Wall Street closed out a shortened trading week with a split verdict on Thursday. The Dow Jones Industrial Average powered to a fresh record high, while the Nasdaq Composite and small-cap stocks slid as a weaker-than-expected June jobs report sent investors rotating out of high-flying technology names and into steadier, rate-sensitive sectors. Markets are closed Friday for the Independence Day holiday, so Thursday’s session was the last chance for traders to position themselves before the long weekend.

What Moved Markets

The Dow Jones Industrial Average gained 594.83 points, or 1.14%, to close at 52,900.07, a new all-time high. Twenty-four of the index’s 30 components finished higher, more than enough to offset losses in Caterpillar and UnitedHealth. The S&P 500 was essentially flat, adding just 0.01 points to finish at 7,483.24, as declines in technology stocks canceled out gains elsewhere in the index. The Nasdaq Composite fell 207.36 points, or 0.80%, to 25,832.67, dragged down by a broad pullback in megacap tech and semiconductor names. Small caps fared worse: the Russell 2000 dropped 1.08% to 2,980.05, slipping back below the 3,000 mark.

The driving force behind the day’s action was the June jobs report. The Labor Department said nonfarm payrolls rose by just 57,000 last month, well short of the 115,000 economists had expected and down sharply from a downwardly revised 129,000 in May. The unemployment rate actually ticked down to 4.2%, but that was mostly because fewer people were looking for work, as the labor force participation rate fell to 61.5%, its lowest level since March 2021. Initial jobless claims came in at 215,000, slightly below forecasts.

Investors read the soft jobs data as a sign the Federal Reserve will feel less pressure to keep interest rates elevated, which lifted rate-sensitive blue chips. But the same data spooked momentum traders who had piled into this year’s artificial intelligence and semiconductor rally, and money rotated out of those crowded trades and into steadier sectors like health care, consumer staples, and utilities.

Notable Movers

Rivian (RIVN) surged nearly 13% to $19.38 after the electric vehicle maker raised its 2026 delivery guidance to a range of 65,000 to 70,000 vehicles, up from its prior forecast of 62,000 to 67,000, citing stronger-than-expected demand.

Apple (AAPL) gained 4.46% and McDonald’s (MCD) rose 3.34%, the two biggest boosts to the Dow’s record-setting session.

Tesla (TSLA) dropped 6.43% and Meta Platforms (META) fell 3.78%, leading a broader retreat in megacap technology stocks that weighed on the Nasdaq.

Cisco Systems (CSCO) declined 3.9% and Caterpillar (CAT) lost 3.20%, the two biggest drags on the Dow even as the index notched its record close.

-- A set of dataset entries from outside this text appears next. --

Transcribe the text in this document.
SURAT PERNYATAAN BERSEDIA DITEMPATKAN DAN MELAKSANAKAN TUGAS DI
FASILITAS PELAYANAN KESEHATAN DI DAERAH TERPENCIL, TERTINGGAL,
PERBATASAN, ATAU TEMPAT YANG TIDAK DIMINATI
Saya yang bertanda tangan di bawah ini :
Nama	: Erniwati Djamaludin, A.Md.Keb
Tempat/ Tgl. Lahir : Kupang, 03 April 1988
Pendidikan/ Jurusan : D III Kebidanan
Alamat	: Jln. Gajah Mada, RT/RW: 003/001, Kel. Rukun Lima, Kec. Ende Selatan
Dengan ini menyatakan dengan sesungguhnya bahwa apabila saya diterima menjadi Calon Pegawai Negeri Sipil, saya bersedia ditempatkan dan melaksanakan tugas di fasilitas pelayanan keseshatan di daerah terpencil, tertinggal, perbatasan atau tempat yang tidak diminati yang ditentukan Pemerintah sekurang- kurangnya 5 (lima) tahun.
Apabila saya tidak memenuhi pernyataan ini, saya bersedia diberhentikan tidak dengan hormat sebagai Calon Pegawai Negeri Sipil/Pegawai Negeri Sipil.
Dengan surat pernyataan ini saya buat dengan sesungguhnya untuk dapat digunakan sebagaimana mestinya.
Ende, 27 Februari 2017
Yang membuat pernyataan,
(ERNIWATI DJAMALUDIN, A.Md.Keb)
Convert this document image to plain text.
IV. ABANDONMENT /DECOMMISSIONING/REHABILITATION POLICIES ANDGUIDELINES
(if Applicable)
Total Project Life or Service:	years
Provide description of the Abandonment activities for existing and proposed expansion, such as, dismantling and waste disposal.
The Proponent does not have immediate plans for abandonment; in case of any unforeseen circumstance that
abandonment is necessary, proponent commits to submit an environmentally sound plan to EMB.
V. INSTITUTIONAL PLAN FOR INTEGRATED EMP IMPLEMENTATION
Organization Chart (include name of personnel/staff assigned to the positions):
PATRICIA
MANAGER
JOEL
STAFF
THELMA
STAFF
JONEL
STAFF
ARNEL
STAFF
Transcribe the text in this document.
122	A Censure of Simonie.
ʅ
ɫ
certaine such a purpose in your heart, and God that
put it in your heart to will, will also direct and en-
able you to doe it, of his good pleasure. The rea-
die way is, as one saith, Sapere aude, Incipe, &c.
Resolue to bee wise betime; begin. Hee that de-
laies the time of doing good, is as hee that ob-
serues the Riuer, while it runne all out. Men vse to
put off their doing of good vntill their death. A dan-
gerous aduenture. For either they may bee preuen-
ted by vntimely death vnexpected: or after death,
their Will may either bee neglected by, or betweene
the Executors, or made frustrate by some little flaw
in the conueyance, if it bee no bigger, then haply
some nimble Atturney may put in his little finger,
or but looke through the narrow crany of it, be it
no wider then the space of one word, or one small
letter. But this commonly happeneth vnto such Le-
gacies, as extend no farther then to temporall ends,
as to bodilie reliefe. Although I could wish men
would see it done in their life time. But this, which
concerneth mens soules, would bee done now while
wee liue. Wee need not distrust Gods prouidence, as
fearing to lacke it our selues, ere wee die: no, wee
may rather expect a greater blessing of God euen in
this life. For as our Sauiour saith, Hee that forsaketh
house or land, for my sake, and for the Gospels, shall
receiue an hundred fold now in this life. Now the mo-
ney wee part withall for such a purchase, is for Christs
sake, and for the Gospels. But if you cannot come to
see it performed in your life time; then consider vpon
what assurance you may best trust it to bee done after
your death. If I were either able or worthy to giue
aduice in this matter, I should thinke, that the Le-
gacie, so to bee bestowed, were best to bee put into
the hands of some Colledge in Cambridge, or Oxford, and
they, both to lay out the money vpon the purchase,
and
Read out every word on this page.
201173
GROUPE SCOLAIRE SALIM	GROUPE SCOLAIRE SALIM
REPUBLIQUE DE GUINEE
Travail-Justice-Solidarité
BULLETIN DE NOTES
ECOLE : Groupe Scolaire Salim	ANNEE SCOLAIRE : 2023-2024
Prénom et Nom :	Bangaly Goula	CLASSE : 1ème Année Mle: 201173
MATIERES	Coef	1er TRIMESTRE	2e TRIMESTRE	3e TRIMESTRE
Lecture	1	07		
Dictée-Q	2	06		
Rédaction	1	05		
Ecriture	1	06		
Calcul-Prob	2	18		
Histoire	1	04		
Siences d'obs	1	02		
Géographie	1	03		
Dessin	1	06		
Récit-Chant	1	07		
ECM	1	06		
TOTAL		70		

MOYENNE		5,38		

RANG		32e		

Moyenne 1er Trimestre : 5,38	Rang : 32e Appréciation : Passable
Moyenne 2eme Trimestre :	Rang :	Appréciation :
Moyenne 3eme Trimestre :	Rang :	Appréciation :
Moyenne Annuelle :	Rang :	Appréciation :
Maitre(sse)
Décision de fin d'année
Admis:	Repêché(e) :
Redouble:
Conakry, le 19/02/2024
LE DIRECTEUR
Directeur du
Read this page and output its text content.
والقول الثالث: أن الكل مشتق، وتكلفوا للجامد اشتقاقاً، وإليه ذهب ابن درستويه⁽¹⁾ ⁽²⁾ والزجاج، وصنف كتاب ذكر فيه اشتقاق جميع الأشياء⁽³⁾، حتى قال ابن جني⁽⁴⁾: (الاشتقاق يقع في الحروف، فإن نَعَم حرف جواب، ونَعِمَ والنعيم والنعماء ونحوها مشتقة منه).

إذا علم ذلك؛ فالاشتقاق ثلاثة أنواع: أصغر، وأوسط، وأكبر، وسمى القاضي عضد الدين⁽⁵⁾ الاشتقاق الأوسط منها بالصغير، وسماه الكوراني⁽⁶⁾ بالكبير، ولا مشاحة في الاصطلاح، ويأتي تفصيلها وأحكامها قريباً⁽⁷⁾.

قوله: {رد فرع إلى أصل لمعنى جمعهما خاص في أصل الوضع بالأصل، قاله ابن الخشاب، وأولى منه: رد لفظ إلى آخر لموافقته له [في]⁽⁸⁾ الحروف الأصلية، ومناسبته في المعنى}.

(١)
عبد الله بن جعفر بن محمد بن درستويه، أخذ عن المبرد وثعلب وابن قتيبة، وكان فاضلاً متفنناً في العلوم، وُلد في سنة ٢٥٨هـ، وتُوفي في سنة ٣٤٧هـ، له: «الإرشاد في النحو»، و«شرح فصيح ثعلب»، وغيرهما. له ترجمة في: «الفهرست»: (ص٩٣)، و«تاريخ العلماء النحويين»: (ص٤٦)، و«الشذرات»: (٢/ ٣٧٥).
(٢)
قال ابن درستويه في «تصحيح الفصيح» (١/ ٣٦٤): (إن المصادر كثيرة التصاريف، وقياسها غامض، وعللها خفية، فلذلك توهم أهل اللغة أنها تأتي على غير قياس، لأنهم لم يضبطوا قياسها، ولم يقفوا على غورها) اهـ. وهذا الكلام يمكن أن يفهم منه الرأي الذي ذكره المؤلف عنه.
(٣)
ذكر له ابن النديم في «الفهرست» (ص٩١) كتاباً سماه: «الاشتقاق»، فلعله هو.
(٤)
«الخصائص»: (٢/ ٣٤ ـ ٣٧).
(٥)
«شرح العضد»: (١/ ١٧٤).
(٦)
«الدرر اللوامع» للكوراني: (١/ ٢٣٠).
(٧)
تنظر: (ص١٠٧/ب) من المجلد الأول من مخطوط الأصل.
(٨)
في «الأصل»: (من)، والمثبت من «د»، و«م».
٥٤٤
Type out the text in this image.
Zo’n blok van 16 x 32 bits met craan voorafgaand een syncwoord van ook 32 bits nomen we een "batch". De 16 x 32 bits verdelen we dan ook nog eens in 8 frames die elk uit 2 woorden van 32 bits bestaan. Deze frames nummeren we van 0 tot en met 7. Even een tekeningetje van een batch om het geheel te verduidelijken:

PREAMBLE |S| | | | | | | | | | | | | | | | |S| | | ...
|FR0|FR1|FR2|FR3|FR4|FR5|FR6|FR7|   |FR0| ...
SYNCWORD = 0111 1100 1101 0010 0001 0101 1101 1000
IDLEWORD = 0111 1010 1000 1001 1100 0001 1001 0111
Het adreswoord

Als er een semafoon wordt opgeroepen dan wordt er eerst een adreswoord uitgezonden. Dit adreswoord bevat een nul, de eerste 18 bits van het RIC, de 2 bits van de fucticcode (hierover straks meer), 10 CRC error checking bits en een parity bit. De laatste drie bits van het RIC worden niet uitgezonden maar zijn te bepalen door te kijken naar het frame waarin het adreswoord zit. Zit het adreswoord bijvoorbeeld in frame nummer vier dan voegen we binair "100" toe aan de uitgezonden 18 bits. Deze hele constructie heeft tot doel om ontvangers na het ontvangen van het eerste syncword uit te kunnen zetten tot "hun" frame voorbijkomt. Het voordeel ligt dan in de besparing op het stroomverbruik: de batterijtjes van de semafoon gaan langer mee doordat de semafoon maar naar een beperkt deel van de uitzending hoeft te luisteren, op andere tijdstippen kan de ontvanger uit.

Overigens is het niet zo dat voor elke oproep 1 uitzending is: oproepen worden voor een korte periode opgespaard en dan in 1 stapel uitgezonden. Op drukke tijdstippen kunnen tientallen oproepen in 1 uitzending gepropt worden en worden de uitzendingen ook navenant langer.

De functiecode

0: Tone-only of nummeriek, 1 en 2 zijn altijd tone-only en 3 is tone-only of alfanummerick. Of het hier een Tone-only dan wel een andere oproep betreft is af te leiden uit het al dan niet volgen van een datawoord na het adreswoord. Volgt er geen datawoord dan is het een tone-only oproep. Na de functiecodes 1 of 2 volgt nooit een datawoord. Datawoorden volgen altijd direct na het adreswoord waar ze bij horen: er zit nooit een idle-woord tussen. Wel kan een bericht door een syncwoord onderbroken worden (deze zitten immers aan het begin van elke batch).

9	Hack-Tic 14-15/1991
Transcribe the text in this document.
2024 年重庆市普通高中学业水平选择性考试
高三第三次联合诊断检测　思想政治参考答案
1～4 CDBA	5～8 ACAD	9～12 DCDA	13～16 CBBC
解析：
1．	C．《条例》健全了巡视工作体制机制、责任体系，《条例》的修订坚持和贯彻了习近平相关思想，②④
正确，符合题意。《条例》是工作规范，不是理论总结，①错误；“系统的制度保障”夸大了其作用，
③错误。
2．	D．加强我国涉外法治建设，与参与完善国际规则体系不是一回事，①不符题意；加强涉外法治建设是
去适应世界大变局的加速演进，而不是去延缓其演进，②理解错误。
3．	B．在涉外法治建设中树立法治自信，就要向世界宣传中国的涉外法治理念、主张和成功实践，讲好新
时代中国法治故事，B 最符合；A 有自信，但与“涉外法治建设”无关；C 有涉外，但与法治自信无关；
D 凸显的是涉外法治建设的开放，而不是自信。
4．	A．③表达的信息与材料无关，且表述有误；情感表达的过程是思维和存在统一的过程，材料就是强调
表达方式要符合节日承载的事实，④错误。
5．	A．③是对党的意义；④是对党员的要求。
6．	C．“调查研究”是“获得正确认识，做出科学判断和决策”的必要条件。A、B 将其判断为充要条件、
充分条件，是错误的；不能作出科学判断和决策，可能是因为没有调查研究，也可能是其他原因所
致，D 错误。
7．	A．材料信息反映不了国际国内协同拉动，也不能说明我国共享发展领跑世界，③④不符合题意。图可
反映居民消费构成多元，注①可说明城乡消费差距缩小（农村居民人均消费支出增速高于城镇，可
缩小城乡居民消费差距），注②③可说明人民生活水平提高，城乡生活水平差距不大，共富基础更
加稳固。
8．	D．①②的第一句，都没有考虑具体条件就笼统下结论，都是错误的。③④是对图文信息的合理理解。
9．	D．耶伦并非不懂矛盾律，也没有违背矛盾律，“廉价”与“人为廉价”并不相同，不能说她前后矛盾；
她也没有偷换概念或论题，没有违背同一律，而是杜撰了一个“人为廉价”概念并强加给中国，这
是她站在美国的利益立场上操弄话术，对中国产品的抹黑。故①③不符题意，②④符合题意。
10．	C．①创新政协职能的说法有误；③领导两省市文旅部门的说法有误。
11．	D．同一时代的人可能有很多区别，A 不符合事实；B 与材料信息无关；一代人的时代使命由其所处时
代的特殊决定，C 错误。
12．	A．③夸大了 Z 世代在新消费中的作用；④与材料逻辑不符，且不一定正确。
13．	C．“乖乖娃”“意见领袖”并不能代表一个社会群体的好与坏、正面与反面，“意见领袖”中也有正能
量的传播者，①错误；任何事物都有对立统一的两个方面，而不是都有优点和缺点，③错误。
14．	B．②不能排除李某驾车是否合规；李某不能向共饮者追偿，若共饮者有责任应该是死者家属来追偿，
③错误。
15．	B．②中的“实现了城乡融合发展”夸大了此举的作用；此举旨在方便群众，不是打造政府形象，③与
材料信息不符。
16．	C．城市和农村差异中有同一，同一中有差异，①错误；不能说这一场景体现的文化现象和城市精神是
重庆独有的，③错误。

Microsoft (MSFT) rose 1.5% after announcing a $2.5 billion investment to launch a new unit, Microsoft Frontier Company, aimed at helping corporate clients deploy artificial intelligence systems.

Looking Ahead

Markets will be closed Friday, July 3, in observance of Independence Day and will reopen for regular trading on Monday, July 6. When trading resumes, investors will be watching whether Thursday’s rotation out of technology and into value and defensive stocks continues, or whether the AI and semiconductor trade regains its footing. Attention is also turning to the second-quarter earnings season, which begins in earnest in the coming weeks; analysts at FactSet currently project S&P 500 earnings growth of roughly 22% year over year, which would mark a second straight quarter of growth above 20%. With the jobs market showing signs of cooling, upcoming inflation data and any commentary from Federal Reserve officials will also be closely watched for clues on the path of interest rates.